Ginebra guio a su caballo hacia la oscura mancha de árboles que aguardaban con resignación en el borde de las tierras domesticadas. En otros lugares, los bosques se asomaban y acechaban, dominando el campo; pero en los límites de Camelot los árboles habían sido tallados o domesticados. Eran bosques más amables que estaban para servir a los humanos.

Las mangas de Ginebra le rozaban en las muñecas, donde tenía finas marcas blancas de cicatrices hechas por árboles antiguos, hambrientos y enfadados.

—¿Habéis dormido bien? —preguntó Brangien que cabalgaba a su lado. Habló con un tono deliberadamente uniforme y agradable, por lo que Ginebra supo de inmediato que estaba buscando información. Brangien nunca se mostraba agradable sin una razón. Ginebra no había dormido en su cama, y su amiga y doncella quería saber por qué.

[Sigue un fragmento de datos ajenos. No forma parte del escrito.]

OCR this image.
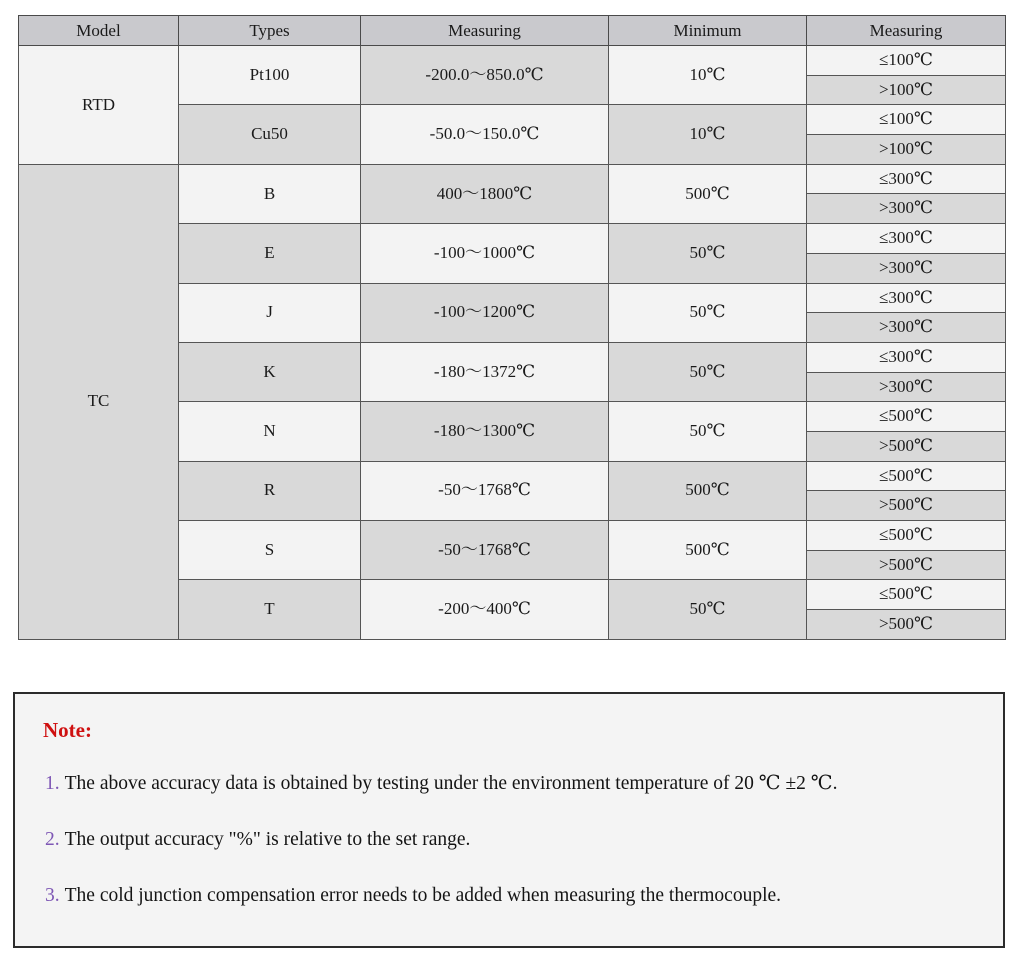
Model	Types	Measuring	Minimum	Measuring
RTD	Pt100	-200.0～850.0℃	10℃	≤100℃
				>100℃
	Cu50	-50.0～150.0℃	10℃	≤100℃
				>100℃
TC	B	400～1800℃	500℃	≤300℃
				>300℃
	E	-100～1000℃	50℃	≤300℃
				>300℃
	J	-100～1200℃	50℃	≤300℃
				>300℃
	K	-180～1372℃	50℃	≤300℃
				>300℃
	N	-180～1300℃	50℃	≤500℃
				>500℃
	R	-50～1768℃	500℃	≤500℃
				>500℃
	S	-50～1768℃	500℃	≤500℃
				>500℃
	T	-200～400℃	50℃	≤500℃
				>500℃
Note:
1. The above accuracy data is obtained by testing under the environment temperature of 20 ℃ ±2 ℃.
2. The output accuracy "%" is relative to the set range.
3. The cold junction compensation error needs to be added when measuring the thermocouple.
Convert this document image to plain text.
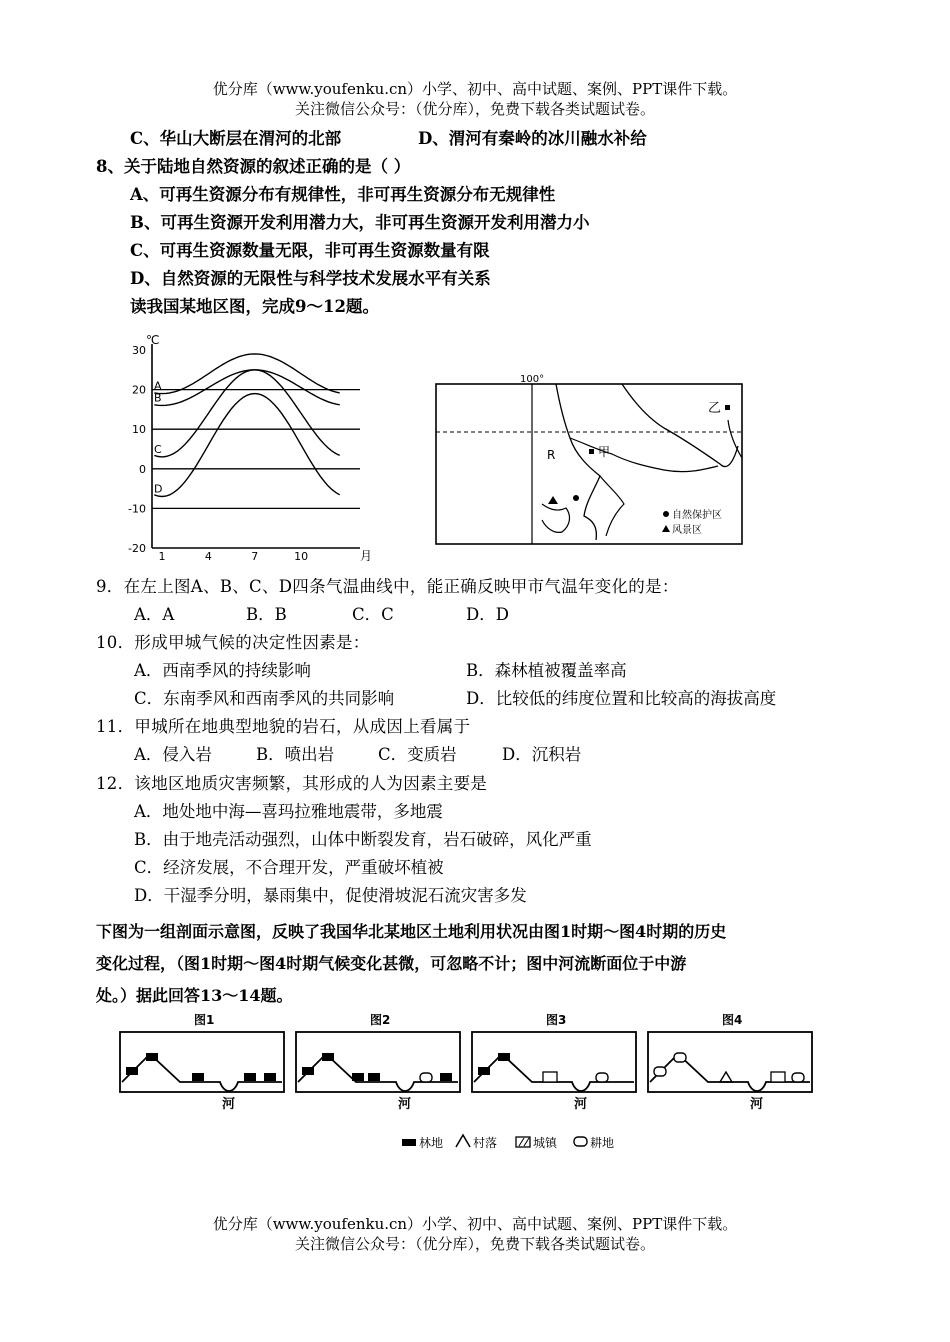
优分库（www.youfenku.cn）小学、初中、高中试题、案例、PPT课件下载。
关注微信公众号：（优分库），免费下载各类试题试卷。
C、华山大断层在渭河的北部	D、渭河有秦岭的冰川融水补给
8、关于陆地自然资源的叙述正确的是（ ）
A、可再生资源分布有规律性，非可再生资源分布无规律性
B、可再生资源开发利用潜力大，非可再生资源开发利用潜力小
C、可再生资源数量无限，非可再生资源数量有限
D、自然资源的无限性与科学技术发展水平有关系
读我国某地区图，完成9～12题。
30
20
10
0
-10
-20
1	4	7	10
A
B
C
D
℃
月
100°
乙
甲
R
自然保护区
风景区
9．在左上图A、B、C、D四条气温曲线中，能正确反映甲市气温年变化的是：
A．A	B．B	C．C	D．D
10．形成甲城气候的决定性因素是：
A．西南季风的持续影响	B．森林植被覆盖率高
C．东南季风和西南季风的共同影响	D．比较低的纬度位置和比较高的海拔高度
11．甲城所在地典型地貌的岩石，从成因上看属于
A．侵入岩	B．喷出岩	C．变质岩	D．沉积岩
12．该地区地质灾害频繁，其形成的人为因素主要是
A．地处地中海—喜玛拉雅地震带，多地震
B．由于地壳活动强烈，山体中断裂发育，岩石破碎，风化严重
C．经济发展，不合理开发，严重破坏植被
D．干湿季分明，暴雨集中，促使滑坡泥石流灾害多发
下图为一组剖面示意图，反映了我国华北某地区土地利用状况由图1时期～图4时期的历史
变化过程，（图1时期～图4时期气候变化甚微，可忽略不计；图中河流断面位于中游
处。）据此回答13～14题。
图1
河
图2
河
图3
河
图4
河
林地 村落	城镇	耕地
优分库（www.youfenku.cn）小学、初中、高中试题、案例、PPT课件下载。
关注微信公众号：（优分库），免费下载各类试题试卷。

Era una lástima. Como siempre, dormir en la cama de Arturo había sido simplemente dormir. Ginebra se había despertado y se había dado cuenta de que estaba sola. Siempre se despertaba sola. A veces se preguntaba qué pasaría si él se quedara. Si, cálido y confundido por el sueño, la buscara para algo más que para hacerle compañía. Si compartieran un beso tan feroz como el que Mordred le había robado la noche en la que Lancelot ganó el torneo.

—¿Detecto algo de rubor? —bromeó Brangien.

Ginebra sacó los pensamientos que vagaban de su mente. Ese era el camino traicionero que la había llevado al prado de la Reina de las Hadas. Un camino con sonrisas astutas y ojos como los charcos de sombra verde bajo un árbol. Mordred no la había secuestrado, pero la había usado para herir a Arturo. Y él también la había herido, Ginebra no lo olvidaría.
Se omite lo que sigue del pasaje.